21 Mart tarihinde ILGA bünyesindeki Biseksüel Sekreterliği’nin ev sahipliğiyle “Biseksüellerin İnsan Haklarının Tanıtılması ve Korunması” paneli düzenlendi. Cenevre’de 37. Birleşmiş Milletler Konseyi kapsamında gerçekleştirilen panelde, konuyla ilgili avantajlar ve zorluklar tartışıldı. Küresel olarak biseksüellerin maruz bırakıldığı bifobi ve görünmezleştirilme ikliminin, öznelerin temel insan haklarından yararlanmalarına nasıl engel olduğu konuşuldu. Panel, biseksüellerin ihtiyaçları ve sıklıkla görmezden gelinen zorlukları tartışarak devlet bünyesine tavsiyeler oluşturma gayesiyle insan hakları savunucularını bir araya getirdi. 

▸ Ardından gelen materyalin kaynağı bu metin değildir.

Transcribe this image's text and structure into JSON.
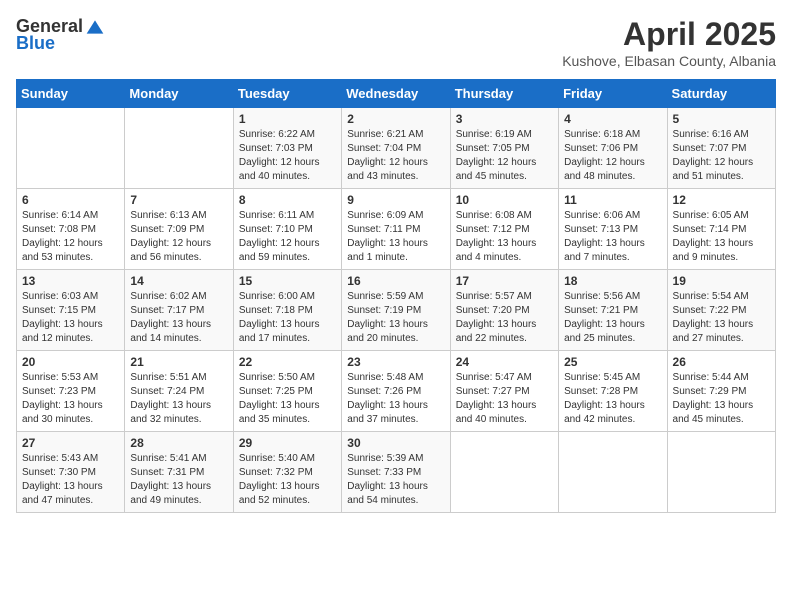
{
  "logo": {
    "general": "General",
    "blue": "Blue"
  },
  "header": {
    "month": "April 2025",
    "location": "Kushove, Elbasan County, Albania"
  },
  "weekdays": [
    "Sunday",
    "Monday",
    "Tuesday",
    "Wednesday",
    "Thursday",
    "Friday",
    "Saturday"
  ],
  "weeks": [
    [
      {
        "day": "",
        "info": ""
      },
      {
        "day": "",
        "info": ""
      },
      {
        "day": "1",
        "info": "Sunrise: 6:22 AM\nSunset: 7:03 PM\nDaylight: 12 hours\nand 40 minutes."
      },
      {
        "day": "2",
        "info": "Sunrise: 6:21 AM\nSunset: 7:04 PM\nDaylight: 12 hours\nand 43 minutes."
      },
      {
        "day": "3",
        "info": "Sunrise: 6:19 AM\nSunset: 7:05 PM\nDaylight: 12 hours\nand 45 minutes."
      },
      {
        "day": "4",
        "info": "Sunrise: 6:18 AM\nSunset: 7:06 PM\nDaylight: 12 hours\nand 48 minutes."
      },
      {
        "day": "5",
        "info": "Sunrise: 6:16 AM\nSunset: 7:07 PM\nDaylight: 12 hours\nand 51 minutes."
      }
    ],
    [
      {
        "day": "6",
        "info": "Sunrise: 6:14 AM\nSunset: 7:08 PM\nDaylight: 12 hours\nand 53 minutes."
      },
      {
        "day": "7",
        "info": "Sunrise: 6:13 AM\nSunset: 7:09 PM\nDaylight: 12 hours\nand 56 minutes."
      },
      {
        "day": "8",
        "info": "Sunrise: 6:11 AM\nSunset: 7:10 PM\nDaylight: 12 hours\nand 59 minutes."
      },
      {
        "day": "9",
        "info": "Sunrise: 6:09 AM\nSunset: 7:11 PM\nDaylight: 13 hours\nand 1 minute."
      },
      {
        "day": "10",
        "info": "Sunrise: 6:08 AM\nSunset: 7:12 PM\nDaylight: 13 hours\nand 4 minutes."
      },
      {
        "day": "11",
        "info": "Sunrise: 6:06 AM\nSunset: 7:13 PM\nDaylight: 13 hours\nand 7 minutes."
      },
      {
        "day": "12",
        "info": "Sunrise: 6:05 AM\nSunset: 7:14 PM\nDaylight: 13 hours\nand 9 minutes."
      }
    ],
    [
      {
        "day": "13",
        "info": "Sunrise: 6:03 AM\nSunset: 7:15 PM\nDaylight: 13 hours\nand 12 minutes."
      },
      {
        "day": "14",
        "info": "Sunrise: 6:02 AM\nSunset: 7:17 PM\nDaylight: 13 hours\nand 14 minutes."
      },
      {
        "day": "15",
        "info": "Sunrise: 6:00 AM\nSunset: 7:18 PM\nDaylight: 13 hours\nand 17 minutes."
      },
      {
        "day": "16",
        "info": "Sunrise: 5:59 AM\nSunset: 7:19 PM\nDaylight: 13 hours\nand 20 minutes."
      },
      {
        "day": "17",
        "info": "Sunrise: 5:57 AM\nSunset: 7:20 PM\nDaylight: 13 hours\nand 22 minutes."
      },
      {
        "day": "18",
        "info": "Sunrise: 5:56 AM\nSunset: 7:21 PM\nDaylight: 13 hours\nand 25 minutes."
      },
      {
        "day": "19",
        "info": "Sunrise: 5:54 AM\nSunset: 7:22 PM\nDaylight: 13 hours\nand 27 minutes."
      }
    ],
    [
      {
        "day": "20",
        "info": "Sunrise: 5:53 AM\nSunset: 7:23 PM\nDaylight: 13 hours\nand 30 minutes."
      },
      {
        "day": "21",
        "info": "Sunrise: 5:51 AM\nSunset: 7:24 PM\nDaylight: 13 hours\nand 32 minutes."
      },
      {
        "day": "22",
        "info": "Sunrise: 5:50 AM\nSunset: 7:25 PM\nDaylight: 13 hours\nand 35 minutes."
      },
      {
        "day": "23",
        "info": "Sunrise: 5:48 AM\nSunset: 7:26 PM\nDaylight: 13 hours\nand 37 minutes."
      },
      {
        "day": "24",
        "info": "Sunrise: 5:47 AM\nSunset: 7:27 PM\nDaylight: 13 hours\nand 40 minutes."
      },
      {
        "day": "25",
        "info": "Sunrise: 5:45 AM\nSunset: 7:28 PM\nDaylight: 13 hours\nand 42 minutes."
      },
      {
        "day": "26",
        "info": "Sunrise: 5:44 AM\nSunset: 7:29 PM\nDaylight: 13 hours\nand 45 minutes."
      }
    ],
    [
      {
        "day": "27",
        "info": "Sunrise: 5:43 AM\nSunset: 7:30 PM\nDaylight: 13 hours\nand 47 minutes."
      },
      {
        "day": "28",
        "info": "Sunrise: 5:41 AM\nSunset: 7:31 PM\nDaylight: 13 hours\nand 49 minutes."
      },
      {
        "day": "29",
        "info": "Sunrise: 5:40 AM\nSunset: 7:32 PM\nDaylight: 13 hours\nand 52 minutes."
      },
      {
        "day": "30",
        "info": "Sunrise: 5:39 AM\nSunset: 7:33 PM\nDaylight: 13 hours\nand 54 minutes."
      },
      {
        "day": "",
        "info": ""
      },
      {
        "day": "",
        "info": ""
      },
      {
        "day": "",
        "info": ""
      }
    ]
  ]
}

Frank Evelio Arteaga, Luz Elena Aranda, Radica Hura,  Soudeh RAD ve Ian Andreas Lawrence’ın panelist olarak yer aldıkları sunumlar ilga.org sitesinde yayınlandı. 

Konu özelinde küresel koşulların değerlendirildiği panelde, yayınlanan rapora göre; San Francisco İnsan Hakları Komisyonu Biseksüel Görünmezliği Raporu, Biseksüellik Raporu, Bi UK (Birleşik Krallık)’nin verilerine göre biseksüeller arasında depresyon, tecrit, akıl sağlığı problemlerinin ve LGBT+ topluluğu içindeki en yüksek intihar oranlarının yaşandığını gösteriyor. A.B.D’de  heteroseksüellerin %8.5, eşcinsellerin %27’lik dilimiyle kıyasla biseksüellerin %40’ından fazlasının intihar etmeyi düşündüğü belirtildi. Panelde sunulan verili kaynaklara göre; biseksüel kadınların hemen hemen yarısı tecavüzden hayatta kaldı. Biseksüel gençlerin %45’i internet üzerinden zorbalıkla karşılaşırken, heteroseksüel gençlerin %19’u, eşcinsellerin %30’unun bu şiddeti yaşadığı belirtildi.

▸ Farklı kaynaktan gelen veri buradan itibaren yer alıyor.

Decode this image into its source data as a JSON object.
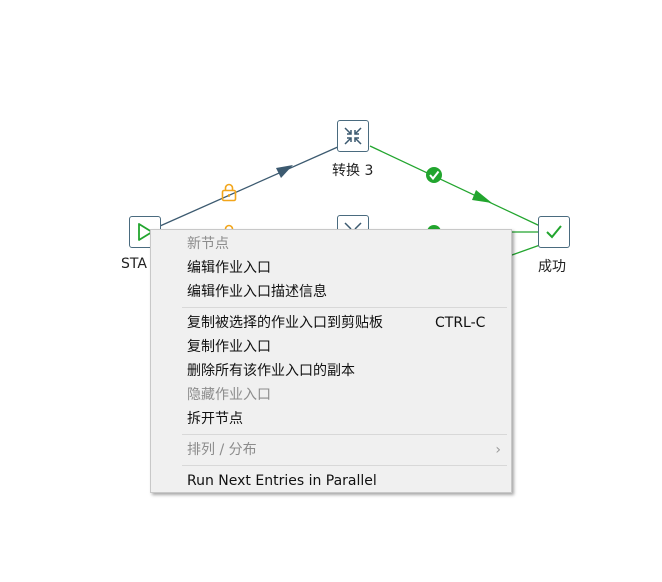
{
  "canvas": {
    "nodes": {
      "start": {
        "label": "STA",
        "icon": "play-triangle-icon"
      },
      "transform3": {
        "label": "转换 3",
        "icon": "compress-arrows-icon"
      },
      "transform_hidden": {
        "icon": "compress-arrows-icon"
      },
      "success": {
        "label": "成功",
        "icon": "checkmark-icon"
      }
    },
    "hop_colors": {
      "unconditional": "#3c5a70",
      "success": "#22a52e",
      "lock": "#f2a51a"
    }
  },
  "context_menu": {
    "header": "新节点",
    "edit_entry": "编辑作业入口",
    "edit_entry_description": "编辑作业入口描述信息",
    "copy_selected_to_clipboard": "复制被选择的作业入口到剪贴板",
    "copy_shortcut": "CTRL-C",
    "duplicate_entry": "复制作业入口",
    "delete_all_copies": "删除所有该作业入口的副本",
    "hide_entry": "隐藏作业入口",
    "detach_node": "拆开节点",
    "align_distribute": "排列 / 分布",
    "submenu_arrow": "›",
    "run_next_parallel": "Run Next Entries in Parallel"
  }
}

Biseksüellerin gündemi kesişimsel olarak ele alındı

“Görünürlük”, “İnsan Hakları”, “Araştırma” ve “Küresel Fon” başlıklarıyla biseksüellerin küresel koşulları ele alındı ve ihtiyaçlar, karşılanması gereken durumlar gündeme getirildi.

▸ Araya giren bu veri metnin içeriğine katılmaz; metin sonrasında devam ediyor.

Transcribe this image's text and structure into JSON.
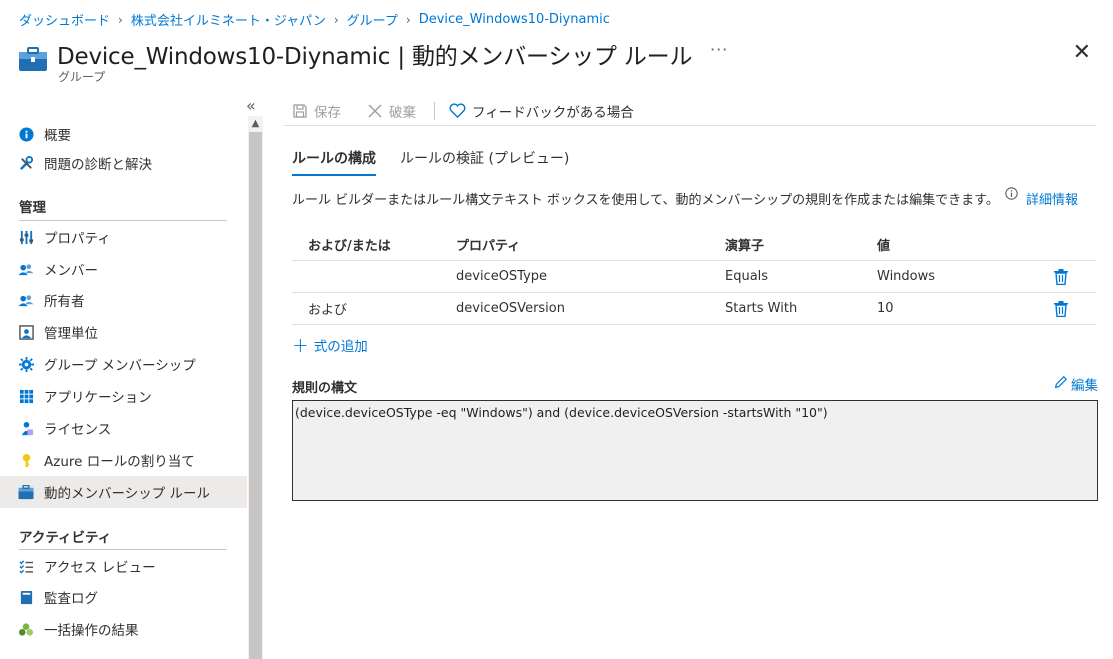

Biseksüellere karşı işlenilen olumsuz stereotiplerin elimine edilmesi ve buna karşı olarak biseksüellik üzerine doğru bilgilerin yaygınlaştırılması “Görünürlük” başlığı altında değerlendirildi. Biseksüellere yönelik sağlık bakım hizmetleri, küresel çapta biseksüel örgüt ağı oluşturma, medyada biseksüel temsili, biseksüel camiası içindeki heteronormativiteyle mücadele etme, biseksüel hareketin hak ve temsiliyet savunusu yapan bir politik hareket olarak yer alması konularına değinildi.  Biseksüellerin akıl sağlığı üzerine çalışma, bunun biseksüel yararına danışma ve destek çerçevesinde yürütülmesi, biseksüel kimliğinin patolojik bir vaka olarak değerlendirilmemesi için kampanya yürütülmesi önerileri “İnsan Hakları” çatısı altında sunuldu. Hakları garanti altına alan eylem ve kamusal politikalarla ikilik dışı ve monoseksüel olmayan cinsel yönelimlerin pratikliğine dair yoksunluğa dikkat çekildi. Biseksüellerin sahip olduğu insan haklarının ihlâl edilme meselesini görünür kılmak için küresel seviyedeki durumu açıklayan bir rapor hazırlamanın gündemleştirilmesine değinildi.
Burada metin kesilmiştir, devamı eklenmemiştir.